ATLANTA — Gov. Brian Kemp and the state’s health director spoke Thursday about inaccurate coronavirus testing data .
Kemp held a news conference Thursday where he asked Georgians for patience, noting that state government isn't perfect and if there is a mistake they will own it.
“I have said from the very beginning that we are making decisions based on data, science, and the advice of public health officials like Dr. (Kathleen) Toomey," Kemp said referring to the commissioner of the Georgia Department of Public Health. We are also committed to full transparency and honesty as we weather this healthcare crisis.”
The governor said he also asking the department of public health to review how they are collecting testing data to make sure the numbers are accurate and the process transparent.
“They are taking massive amounts of data from countless sources, putting it into an accessible format under a global spotlight – all at breakneck speed," Kemp said. "Please afford them some patience, and please steer clear of personal attacks.”
The governor reported that the state reached a new milestone Thursday in the fight against coronavirus, with hospitalizations for virus falling below 1,000 for the first time since May 1.
“GEMA’s 1 p.m. update has that number at 919 patients. That’s a 38% drop since May 1," Kemp said. "I want to thank our hospitals – large and small – for working with us over the last several months to enhance surge capacity.”
Toomey said there are now nine cases in Georgia of Multisystem Inflammatory Syndrome in Children, a disease sickening children around the country that is possibly linked to the novel coronavirus.
the new respiratory disease impacting children across the country here in Georgia.
The disease has been named Multisystem Inflammatory Syndrome in Children, or MIS-C, by the Centers for Disease Control and Prevention.
The Centers for Disease Control and Prevention said symptoms are prolonged fever, lasting four or more days; very red eyes; a rash spread across the body; reddening or peeling on palms and soles of feet; abdominal pain; and vomiting or diarrhea.
While the exact cause of the condition — and any link to COVID-19 — is not yet clear, experts believe the coronavirus may trigger the immune system to overreact and cause widespread inflammation throughout the body.

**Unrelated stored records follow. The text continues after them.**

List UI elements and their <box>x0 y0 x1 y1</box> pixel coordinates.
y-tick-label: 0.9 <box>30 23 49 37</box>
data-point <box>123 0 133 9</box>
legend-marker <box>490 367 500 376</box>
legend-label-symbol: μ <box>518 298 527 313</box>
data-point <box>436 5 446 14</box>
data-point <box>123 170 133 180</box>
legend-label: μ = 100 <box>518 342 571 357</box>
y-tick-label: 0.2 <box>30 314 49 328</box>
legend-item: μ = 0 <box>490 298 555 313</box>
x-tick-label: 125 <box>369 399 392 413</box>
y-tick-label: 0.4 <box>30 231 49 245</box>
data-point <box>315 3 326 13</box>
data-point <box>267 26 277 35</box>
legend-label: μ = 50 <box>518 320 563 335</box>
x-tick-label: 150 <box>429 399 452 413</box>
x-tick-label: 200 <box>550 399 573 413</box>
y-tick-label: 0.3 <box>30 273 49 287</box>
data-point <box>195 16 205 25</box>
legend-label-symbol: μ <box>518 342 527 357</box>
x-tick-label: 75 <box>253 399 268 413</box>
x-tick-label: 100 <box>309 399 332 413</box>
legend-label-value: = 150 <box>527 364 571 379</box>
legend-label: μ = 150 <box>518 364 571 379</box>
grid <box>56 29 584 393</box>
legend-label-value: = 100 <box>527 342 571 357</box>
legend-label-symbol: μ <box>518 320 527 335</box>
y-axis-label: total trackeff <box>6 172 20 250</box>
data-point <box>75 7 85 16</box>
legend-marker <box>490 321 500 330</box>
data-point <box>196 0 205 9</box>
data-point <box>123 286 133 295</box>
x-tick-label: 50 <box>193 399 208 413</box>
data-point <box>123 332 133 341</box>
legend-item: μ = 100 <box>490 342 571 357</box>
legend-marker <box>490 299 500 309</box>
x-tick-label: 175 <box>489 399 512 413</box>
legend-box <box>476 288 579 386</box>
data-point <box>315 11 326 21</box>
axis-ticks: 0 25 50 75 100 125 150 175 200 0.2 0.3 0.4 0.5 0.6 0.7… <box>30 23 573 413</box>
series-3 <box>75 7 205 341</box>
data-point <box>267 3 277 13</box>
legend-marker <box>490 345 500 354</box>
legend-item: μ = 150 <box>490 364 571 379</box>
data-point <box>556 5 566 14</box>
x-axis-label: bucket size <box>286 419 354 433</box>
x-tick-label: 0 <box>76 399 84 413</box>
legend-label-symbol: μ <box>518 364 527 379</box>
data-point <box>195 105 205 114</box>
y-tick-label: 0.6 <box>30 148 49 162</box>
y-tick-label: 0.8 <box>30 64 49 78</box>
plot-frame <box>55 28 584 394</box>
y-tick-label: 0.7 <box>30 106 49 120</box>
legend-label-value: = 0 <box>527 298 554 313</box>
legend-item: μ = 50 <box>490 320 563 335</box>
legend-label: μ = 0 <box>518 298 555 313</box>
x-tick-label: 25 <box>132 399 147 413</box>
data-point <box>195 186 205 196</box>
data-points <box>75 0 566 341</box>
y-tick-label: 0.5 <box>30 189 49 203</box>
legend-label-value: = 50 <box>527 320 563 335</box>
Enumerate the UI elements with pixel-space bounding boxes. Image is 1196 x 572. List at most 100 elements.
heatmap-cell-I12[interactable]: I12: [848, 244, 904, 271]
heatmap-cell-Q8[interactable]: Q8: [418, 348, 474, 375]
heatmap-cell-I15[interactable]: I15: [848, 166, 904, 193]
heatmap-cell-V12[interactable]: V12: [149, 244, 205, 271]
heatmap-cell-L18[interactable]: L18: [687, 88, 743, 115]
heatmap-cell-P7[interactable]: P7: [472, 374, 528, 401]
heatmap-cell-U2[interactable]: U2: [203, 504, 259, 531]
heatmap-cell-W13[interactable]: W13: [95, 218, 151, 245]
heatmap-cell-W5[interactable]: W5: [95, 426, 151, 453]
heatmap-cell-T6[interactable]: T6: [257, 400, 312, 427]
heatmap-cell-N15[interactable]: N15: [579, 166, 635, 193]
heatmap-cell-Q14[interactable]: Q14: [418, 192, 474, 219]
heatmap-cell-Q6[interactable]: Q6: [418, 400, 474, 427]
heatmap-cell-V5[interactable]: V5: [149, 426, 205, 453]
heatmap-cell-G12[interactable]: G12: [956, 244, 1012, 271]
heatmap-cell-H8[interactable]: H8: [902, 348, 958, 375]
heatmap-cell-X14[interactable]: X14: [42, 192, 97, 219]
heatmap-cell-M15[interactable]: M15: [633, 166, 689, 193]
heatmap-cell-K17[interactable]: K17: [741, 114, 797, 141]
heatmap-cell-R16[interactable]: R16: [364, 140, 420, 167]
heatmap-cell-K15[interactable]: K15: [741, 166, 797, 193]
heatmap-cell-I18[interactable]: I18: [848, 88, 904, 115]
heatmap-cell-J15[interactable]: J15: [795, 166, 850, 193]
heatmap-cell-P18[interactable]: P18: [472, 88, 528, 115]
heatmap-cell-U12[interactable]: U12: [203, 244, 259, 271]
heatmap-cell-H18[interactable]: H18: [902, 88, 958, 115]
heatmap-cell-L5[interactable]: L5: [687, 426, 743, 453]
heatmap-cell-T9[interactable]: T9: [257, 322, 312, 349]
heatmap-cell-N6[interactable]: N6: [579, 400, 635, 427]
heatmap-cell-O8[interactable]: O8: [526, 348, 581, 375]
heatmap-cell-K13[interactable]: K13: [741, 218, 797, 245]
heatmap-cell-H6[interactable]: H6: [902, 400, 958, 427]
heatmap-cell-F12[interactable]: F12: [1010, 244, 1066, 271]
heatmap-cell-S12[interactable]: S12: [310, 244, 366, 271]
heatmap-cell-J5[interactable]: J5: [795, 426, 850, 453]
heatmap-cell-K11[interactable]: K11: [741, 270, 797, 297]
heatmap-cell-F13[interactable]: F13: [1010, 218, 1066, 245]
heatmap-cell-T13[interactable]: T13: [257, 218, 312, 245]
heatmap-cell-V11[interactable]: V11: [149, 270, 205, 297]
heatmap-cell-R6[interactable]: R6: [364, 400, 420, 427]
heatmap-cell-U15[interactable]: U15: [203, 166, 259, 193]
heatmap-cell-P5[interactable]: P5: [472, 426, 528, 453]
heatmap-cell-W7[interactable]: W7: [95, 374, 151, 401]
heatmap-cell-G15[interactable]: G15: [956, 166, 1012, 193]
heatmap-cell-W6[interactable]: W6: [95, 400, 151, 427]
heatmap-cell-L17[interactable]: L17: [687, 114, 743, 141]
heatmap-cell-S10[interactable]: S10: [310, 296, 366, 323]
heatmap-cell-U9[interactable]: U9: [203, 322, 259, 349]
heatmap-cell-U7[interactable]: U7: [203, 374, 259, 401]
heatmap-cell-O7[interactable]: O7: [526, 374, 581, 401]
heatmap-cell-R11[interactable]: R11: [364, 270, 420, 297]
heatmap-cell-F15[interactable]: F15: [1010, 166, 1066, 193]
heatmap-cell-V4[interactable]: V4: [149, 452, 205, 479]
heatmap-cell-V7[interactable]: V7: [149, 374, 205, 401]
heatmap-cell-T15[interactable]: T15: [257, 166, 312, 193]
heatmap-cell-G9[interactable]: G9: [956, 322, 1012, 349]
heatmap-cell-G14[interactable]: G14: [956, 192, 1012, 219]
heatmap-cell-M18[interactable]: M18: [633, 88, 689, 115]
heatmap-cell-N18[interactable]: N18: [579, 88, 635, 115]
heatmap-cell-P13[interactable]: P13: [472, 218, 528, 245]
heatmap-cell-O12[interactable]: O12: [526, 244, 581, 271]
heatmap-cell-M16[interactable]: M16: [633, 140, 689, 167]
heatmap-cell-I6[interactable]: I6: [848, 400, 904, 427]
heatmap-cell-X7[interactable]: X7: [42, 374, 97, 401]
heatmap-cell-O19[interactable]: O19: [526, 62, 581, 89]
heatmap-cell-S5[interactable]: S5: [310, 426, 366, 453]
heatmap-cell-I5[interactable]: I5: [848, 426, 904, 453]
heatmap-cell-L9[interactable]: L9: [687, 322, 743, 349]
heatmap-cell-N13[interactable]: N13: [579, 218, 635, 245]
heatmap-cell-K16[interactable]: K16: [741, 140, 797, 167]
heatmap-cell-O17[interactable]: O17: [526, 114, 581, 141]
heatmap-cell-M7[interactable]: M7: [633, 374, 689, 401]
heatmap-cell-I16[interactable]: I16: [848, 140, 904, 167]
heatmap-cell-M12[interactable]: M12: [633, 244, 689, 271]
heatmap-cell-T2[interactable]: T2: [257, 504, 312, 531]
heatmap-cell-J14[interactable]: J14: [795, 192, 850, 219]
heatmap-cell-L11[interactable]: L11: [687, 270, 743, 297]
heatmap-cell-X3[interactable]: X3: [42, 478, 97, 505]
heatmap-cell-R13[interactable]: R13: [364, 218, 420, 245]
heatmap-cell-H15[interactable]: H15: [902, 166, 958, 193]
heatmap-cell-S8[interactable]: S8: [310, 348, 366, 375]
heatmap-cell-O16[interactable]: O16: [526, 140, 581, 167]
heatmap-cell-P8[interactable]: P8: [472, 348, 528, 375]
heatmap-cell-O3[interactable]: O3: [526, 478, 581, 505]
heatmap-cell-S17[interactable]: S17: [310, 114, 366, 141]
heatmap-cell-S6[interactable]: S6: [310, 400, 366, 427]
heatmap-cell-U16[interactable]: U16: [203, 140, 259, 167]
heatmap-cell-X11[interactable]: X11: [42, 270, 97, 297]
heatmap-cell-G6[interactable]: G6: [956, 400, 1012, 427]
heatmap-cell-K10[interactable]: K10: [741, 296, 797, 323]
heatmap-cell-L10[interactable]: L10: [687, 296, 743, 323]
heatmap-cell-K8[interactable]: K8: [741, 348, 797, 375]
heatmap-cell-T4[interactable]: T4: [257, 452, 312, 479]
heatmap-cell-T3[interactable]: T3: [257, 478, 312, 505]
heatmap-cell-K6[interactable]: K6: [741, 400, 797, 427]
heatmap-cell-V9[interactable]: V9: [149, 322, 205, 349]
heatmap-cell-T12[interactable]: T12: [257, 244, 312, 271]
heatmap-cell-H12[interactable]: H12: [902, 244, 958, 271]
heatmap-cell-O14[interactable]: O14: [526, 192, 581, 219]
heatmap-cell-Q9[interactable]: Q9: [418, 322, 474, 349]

The governor also reminded Georgians to remain vigilant this holiday weekend because coronavirus is still among us.
"We’re all in this fight together. This Memorial Day, we want everyone to have a good, safe weekend in accordance with public health guidance,” Kemp said.
Kemp also encouraged all Georgians to keep any medical appointments or surgeries they may have scheduled because many people have canceled those appointment over fear of catching the virus.
“Georgia’s health systems are ready to serve patients for elective procedures and routine appointments. We strongly encourage everyone to get important check-ups on their calendar,” Kemp said. “In the past few days, we’ve seen reports that some of our largest, most successful hospital systems are having to furlough staff in the midst of a pandemic" he added. "Please go to the doctor for a check-up if you’re due for one. Schedule time for routine procedures, like dental cleanings and eye exams, and prioritize your health.”